For eight weeks, the participants engaged in a meditation at home known as Kirtan Kriya, which originated from the Kundalini yoga tradition.
"It only takes 12 minutes a day, it's easy to learn, it doesn't cost anything, and it has no side effects," Khalsa tells WebMD. The technique, he says, "reverses memory loss in people with memory problems."
The study findings are published online in the Journal of Alzheimer's Disease.
The researchers first gave all 15 participants cognitive tests and took brain images to measure blood flow.

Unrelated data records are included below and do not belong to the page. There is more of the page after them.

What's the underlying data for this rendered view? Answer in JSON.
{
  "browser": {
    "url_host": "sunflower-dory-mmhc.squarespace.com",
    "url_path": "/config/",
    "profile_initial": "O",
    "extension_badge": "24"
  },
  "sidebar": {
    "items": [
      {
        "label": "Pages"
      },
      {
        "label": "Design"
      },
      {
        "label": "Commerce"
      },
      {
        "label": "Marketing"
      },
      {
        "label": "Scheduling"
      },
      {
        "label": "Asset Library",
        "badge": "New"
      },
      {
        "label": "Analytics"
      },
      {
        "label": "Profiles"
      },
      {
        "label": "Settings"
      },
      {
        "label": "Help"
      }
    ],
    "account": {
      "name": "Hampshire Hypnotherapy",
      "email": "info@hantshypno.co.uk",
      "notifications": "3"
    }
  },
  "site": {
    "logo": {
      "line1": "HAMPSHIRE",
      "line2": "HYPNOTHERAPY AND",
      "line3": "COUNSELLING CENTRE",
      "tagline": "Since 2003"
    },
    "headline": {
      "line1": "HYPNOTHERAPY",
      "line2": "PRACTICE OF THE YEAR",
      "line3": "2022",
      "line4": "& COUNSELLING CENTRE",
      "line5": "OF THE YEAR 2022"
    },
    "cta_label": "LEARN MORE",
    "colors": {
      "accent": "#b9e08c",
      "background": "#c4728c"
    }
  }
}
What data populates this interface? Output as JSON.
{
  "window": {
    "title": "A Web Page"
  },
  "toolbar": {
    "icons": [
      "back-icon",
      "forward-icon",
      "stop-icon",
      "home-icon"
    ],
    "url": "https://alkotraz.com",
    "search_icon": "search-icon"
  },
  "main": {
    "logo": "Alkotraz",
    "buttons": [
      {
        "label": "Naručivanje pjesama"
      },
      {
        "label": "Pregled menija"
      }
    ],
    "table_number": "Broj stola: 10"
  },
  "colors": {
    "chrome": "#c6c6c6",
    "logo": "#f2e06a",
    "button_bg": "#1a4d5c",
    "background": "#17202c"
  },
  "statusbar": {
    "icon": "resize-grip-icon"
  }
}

The participants learned the Kirtan Kriya technique. It involves the repetition of four sounds — SA, TA, NA, MA. While saying the sounds, the person meditating also touches their thumb to their index finger, and middle, fourth, and fifth fingers. They perform it out loud for two minutes, in a whisper for two minutes, in silence for four minutes, a whisper for two more minutes, and out loud for two minutes.
The participants were asked to do the meditation each day for eight weeks and were sent home with a meditation CD.
A comparison group of five people with memory loss got the same imaging tests and were asked to listen to two Mozart violin concertos each day for eight weeks for the same 12 minutes a day.
IMPROVEMENTS IN MEMORY
Participants were asked to keep daily logs and came back after eight weeks for repeat testing and scans.
At the study start, of the 15 in the meditation group, seven had mild age-associated memory impairment, five had mild cognitive impairment, a worse problem, and three had moderate impairment of memory with a diagnosis of Alzheimer's disease.
One who had Alzheimer's was not included in the final analysis because of inability to do the meditation at the follow-up.
Of the five in the music group, two had mild cognitive impairment and three had age-associated memory impairment.